Francis should apologize for the Roman Catholic Church’s role in residential schools during his trip to Canada.

On April 1, after several days of meetings with First Nations, Inuit and Métis groups at the Vatican, Pope Francis apologized for the deplorable conduct of Church members involved in residential schools.

Pope Francis is due to arrive in Edmonton on July 24 for a brief airport ceremony. The next day, he must join the survivors of the Ermineskin Indian Residential School in the community of Maskwacis south of the city.

Later in the day, Francis is scheduled to visit the Church of the Sacred Heart of First Peoples, an aboriginal church in downtown Edmonton. The church was recently restored after a major fire in 2020.

The next day, Francis is due to attend a high mass at Commonwealth Stadium, home of the Edmonton Elks CFL football club. It is to be open to the public and the facility can accommodate around 65,000 people.

The pontiff must go to Lac Ste. Anne this evening where a great pilgrimage takes place every year.

The Canadian Conference of Catholic Bishops said that due to the advanced age and limitations of the 85-year-old Pope, Francis will attend public events for about an hour.

The pope is then due to travel to Quebec City on July 27, where he is to meet Prime Minister Justin Trudeau and Governor General Mary Simon. He is to have private meetings at The Citadel and deliver a public speech later.

The pontiff must go to Sainte-Anne-de-Beaupré on July 28 to celebrate mass. Between 10,000 and 15,000 guests are expected.

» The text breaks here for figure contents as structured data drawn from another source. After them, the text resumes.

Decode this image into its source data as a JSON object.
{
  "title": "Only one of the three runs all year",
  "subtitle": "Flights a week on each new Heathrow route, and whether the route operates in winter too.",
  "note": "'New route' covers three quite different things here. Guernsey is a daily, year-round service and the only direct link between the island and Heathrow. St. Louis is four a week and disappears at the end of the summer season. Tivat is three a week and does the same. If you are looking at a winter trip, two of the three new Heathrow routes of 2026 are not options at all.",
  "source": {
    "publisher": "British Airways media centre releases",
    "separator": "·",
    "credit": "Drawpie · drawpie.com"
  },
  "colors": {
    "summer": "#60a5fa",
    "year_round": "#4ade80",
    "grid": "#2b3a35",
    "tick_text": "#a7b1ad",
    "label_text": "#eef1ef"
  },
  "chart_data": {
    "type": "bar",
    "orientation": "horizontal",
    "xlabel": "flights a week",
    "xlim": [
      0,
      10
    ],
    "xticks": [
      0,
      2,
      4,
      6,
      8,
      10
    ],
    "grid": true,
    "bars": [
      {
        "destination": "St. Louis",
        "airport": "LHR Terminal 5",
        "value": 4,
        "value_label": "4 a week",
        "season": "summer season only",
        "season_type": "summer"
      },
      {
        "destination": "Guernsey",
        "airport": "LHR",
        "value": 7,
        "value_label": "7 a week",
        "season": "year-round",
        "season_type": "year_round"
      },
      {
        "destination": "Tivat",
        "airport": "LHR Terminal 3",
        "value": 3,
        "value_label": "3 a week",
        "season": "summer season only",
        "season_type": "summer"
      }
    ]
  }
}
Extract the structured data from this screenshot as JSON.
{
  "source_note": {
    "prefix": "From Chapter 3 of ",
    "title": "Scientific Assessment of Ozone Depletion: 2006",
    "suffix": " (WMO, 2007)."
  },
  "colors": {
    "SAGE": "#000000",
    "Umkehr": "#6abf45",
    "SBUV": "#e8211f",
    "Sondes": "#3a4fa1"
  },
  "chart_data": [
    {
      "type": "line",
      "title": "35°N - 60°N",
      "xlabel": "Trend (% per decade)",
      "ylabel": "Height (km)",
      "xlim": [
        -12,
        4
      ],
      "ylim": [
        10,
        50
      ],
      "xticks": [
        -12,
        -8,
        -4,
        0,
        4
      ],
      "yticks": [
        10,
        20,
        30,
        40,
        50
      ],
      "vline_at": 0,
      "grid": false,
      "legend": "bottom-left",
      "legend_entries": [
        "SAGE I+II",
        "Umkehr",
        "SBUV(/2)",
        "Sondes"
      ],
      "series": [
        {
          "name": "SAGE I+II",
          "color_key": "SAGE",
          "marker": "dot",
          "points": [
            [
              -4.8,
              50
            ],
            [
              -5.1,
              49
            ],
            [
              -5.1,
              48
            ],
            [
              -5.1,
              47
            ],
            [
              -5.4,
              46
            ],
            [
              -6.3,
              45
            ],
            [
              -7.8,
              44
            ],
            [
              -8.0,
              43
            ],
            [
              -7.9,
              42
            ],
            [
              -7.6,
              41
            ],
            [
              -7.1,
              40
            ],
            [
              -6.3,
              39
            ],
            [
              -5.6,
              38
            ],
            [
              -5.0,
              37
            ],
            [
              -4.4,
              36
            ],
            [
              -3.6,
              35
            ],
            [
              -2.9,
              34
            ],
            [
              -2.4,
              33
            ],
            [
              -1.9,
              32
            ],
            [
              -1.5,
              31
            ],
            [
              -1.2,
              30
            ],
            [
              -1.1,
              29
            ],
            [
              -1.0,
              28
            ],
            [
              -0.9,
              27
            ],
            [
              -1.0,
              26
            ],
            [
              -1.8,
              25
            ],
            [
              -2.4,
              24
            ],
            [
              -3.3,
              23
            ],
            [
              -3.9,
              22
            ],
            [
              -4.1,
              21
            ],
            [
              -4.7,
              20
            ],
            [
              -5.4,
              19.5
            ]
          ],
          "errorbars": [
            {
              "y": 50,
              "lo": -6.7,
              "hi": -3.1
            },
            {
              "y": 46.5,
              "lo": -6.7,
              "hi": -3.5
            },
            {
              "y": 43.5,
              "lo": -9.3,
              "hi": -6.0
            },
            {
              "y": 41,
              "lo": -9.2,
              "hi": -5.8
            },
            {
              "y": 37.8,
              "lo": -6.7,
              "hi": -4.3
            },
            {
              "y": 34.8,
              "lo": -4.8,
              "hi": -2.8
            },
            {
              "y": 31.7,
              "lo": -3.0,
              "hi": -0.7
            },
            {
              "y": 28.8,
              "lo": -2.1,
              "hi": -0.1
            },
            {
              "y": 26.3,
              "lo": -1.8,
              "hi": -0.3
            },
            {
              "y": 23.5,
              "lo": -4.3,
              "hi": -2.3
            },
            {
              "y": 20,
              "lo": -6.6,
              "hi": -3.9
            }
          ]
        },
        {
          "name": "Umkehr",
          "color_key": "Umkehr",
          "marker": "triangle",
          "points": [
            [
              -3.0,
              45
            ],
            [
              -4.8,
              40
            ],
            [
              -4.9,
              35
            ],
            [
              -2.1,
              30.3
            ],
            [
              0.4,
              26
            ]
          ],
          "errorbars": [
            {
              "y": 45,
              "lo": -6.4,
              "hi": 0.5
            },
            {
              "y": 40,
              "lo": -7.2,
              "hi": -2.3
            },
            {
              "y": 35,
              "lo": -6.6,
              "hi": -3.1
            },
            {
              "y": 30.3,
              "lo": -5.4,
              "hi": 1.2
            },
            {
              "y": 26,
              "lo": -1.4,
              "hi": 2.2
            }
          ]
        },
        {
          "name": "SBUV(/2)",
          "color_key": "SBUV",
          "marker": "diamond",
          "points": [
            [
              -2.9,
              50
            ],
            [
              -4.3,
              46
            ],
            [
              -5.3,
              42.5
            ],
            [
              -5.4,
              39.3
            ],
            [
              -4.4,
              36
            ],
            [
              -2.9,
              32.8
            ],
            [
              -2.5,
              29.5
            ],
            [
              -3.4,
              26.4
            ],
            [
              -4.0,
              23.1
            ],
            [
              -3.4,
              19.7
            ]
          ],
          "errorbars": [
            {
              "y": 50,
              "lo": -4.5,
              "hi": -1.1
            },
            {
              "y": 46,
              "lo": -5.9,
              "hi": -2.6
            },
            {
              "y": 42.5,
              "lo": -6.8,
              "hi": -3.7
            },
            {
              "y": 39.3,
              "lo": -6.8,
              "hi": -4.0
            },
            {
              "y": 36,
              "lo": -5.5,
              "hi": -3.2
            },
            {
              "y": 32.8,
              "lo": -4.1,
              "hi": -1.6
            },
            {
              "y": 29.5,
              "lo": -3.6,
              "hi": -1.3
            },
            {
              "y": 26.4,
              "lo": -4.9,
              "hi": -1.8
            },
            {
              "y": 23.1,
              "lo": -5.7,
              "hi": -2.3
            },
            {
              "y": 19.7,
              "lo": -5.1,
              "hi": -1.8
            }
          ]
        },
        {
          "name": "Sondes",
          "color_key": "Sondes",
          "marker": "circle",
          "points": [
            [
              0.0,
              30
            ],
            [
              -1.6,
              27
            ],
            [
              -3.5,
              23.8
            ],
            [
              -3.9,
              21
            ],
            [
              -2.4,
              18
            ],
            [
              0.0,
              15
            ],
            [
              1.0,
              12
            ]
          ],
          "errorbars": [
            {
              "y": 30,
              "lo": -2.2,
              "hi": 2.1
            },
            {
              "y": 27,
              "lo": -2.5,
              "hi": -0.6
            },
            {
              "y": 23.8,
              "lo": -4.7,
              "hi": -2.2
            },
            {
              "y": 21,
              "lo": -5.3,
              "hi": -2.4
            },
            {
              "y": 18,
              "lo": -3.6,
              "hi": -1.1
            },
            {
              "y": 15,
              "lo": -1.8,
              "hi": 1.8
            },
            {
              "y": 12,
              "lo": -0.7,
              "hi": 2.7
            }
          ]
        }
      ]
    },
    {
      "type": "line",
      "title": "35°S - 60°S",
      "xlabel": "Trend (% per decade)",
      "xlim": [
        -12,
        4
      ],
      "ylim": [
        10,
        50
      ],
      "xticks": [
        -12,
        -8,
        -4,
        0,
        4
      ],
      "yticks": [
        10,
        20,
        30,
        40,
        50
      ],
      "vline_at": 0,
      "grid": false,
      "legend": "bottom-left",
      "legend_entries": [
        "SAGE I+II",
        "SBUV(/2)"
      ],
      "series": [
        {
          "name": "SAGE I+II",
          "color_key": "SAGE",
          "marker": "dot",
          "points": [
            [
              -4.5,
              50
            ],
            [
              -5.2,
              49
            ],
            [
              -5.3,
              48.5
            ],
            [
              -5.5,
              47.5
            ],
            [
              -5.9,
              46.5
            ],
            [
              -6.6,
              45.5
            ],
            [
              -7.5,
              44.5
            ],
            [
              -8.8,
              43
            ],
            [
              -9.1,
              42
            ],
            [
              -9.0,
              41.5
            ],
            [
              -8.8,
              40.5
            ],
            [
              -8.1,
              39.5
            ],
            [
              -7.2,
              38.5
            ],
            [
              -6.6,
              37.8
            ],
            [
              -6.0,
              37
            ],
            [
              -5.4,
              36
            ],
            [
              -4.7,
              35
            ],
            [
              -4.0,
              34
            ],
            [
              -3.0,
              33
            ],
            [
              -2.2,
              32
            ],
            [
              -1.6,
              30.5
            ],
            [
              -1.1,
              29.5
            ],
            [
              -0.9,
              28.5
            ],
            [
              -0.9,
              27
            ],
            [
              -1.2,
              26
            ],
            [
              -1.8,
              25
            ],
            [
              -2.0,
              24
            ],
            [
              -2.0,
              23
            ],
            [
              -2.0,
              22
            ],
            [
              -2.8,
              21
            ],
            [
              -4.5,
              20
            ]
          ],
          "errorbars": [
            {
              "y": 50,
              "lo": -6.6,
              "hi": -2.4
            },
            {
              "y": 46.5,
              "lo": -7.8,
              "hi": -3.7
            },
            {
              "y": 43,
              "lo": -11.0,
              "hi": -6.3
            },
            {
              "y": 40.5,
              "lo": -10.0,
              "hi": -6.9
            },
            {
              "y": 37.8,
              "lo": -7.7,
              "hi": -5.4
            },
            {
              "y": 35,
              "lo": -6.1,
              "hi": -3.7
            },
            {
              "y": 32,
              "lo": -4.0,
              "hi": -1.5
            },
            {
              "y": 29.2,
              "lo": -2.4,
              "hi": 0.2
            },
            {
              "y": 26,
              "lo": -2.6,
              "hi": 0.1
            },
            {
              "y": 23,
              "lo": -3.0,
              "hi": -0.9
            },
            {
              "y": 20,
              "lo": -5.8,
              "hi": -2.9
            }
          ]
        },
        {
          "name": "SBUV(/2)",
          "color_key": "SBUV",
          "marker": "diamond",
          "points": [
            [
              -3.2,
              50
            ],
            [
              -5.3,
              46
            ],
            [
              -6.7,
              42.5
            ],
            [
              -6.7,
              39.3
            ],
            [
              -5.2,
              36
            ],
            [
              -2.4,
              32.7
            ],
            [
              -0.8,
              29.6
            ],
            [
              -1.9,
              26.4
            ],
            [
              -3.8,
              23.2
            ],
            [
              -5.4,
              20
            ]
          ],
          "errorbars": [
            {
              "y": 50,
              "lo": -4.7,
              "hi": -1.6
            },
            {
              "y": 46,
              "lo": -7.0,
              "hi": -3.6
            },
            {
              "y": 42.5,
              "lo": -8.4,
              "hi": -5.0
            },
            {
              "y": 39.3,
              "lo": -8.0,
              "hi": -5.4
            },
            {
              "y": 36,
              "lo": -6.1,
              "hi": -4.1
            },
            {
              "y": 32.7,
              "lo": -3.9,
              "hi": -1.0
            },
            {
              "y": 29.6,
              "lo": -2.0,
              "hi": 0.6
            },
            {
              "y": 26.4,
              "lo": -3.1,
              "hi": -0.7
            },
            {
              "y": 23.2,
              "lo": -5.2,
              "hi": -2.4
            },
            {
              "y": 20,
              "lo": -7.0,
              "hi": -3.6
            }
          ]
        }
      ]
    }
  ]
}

The Canadian bishops said the public is also invited to a dedicated area during the Quebec leg of the trip to watch papal events on large screens and participate in Indigenous cultural events.

Pope Francis is due to meet with indigenous leaders in eastern Canada on July 29 before flying to Iqaluit. There, Francis will have a private meeting with residential school survivors before attending a public community event.

Public events will be free, the Canadian bishops have said, and tickets will be announced in the coming days.

The release of the program comes amid fears the pontiff’s health could delay his trip to Canada. Earlier this month, a planned trip to Congo and South Sudan was canceled “so as not to jeopardize the results of the therapy he is undergoing for his knee”, the Vatican said.

Francis has been using a wheelchair for over a month and has difficulty walking and standing.

Bishop Raymond Poisson, president of the Canadian Conference of Catholic Bishops, said they were working with all levels of government and Indigenous partners to address the logistical challenges of the trip and the pope’s health needs.

“So many people are working diligently to organize this very busy schedule for the Holy Father and the participants,” Poisson said in a press release.

“We pray for Pope Francis’ health and also that his pastoral visit to Canada will bring reconciliation and hope to all who will accompany our shepherd on this historic journey.”

The Indian Residential Schools Resolution Health Support Program has a hotline to help survivors of residential schools and their loved ones suffering from trauma invoked by the memory of past abuse. The number is 1-866-925-4419.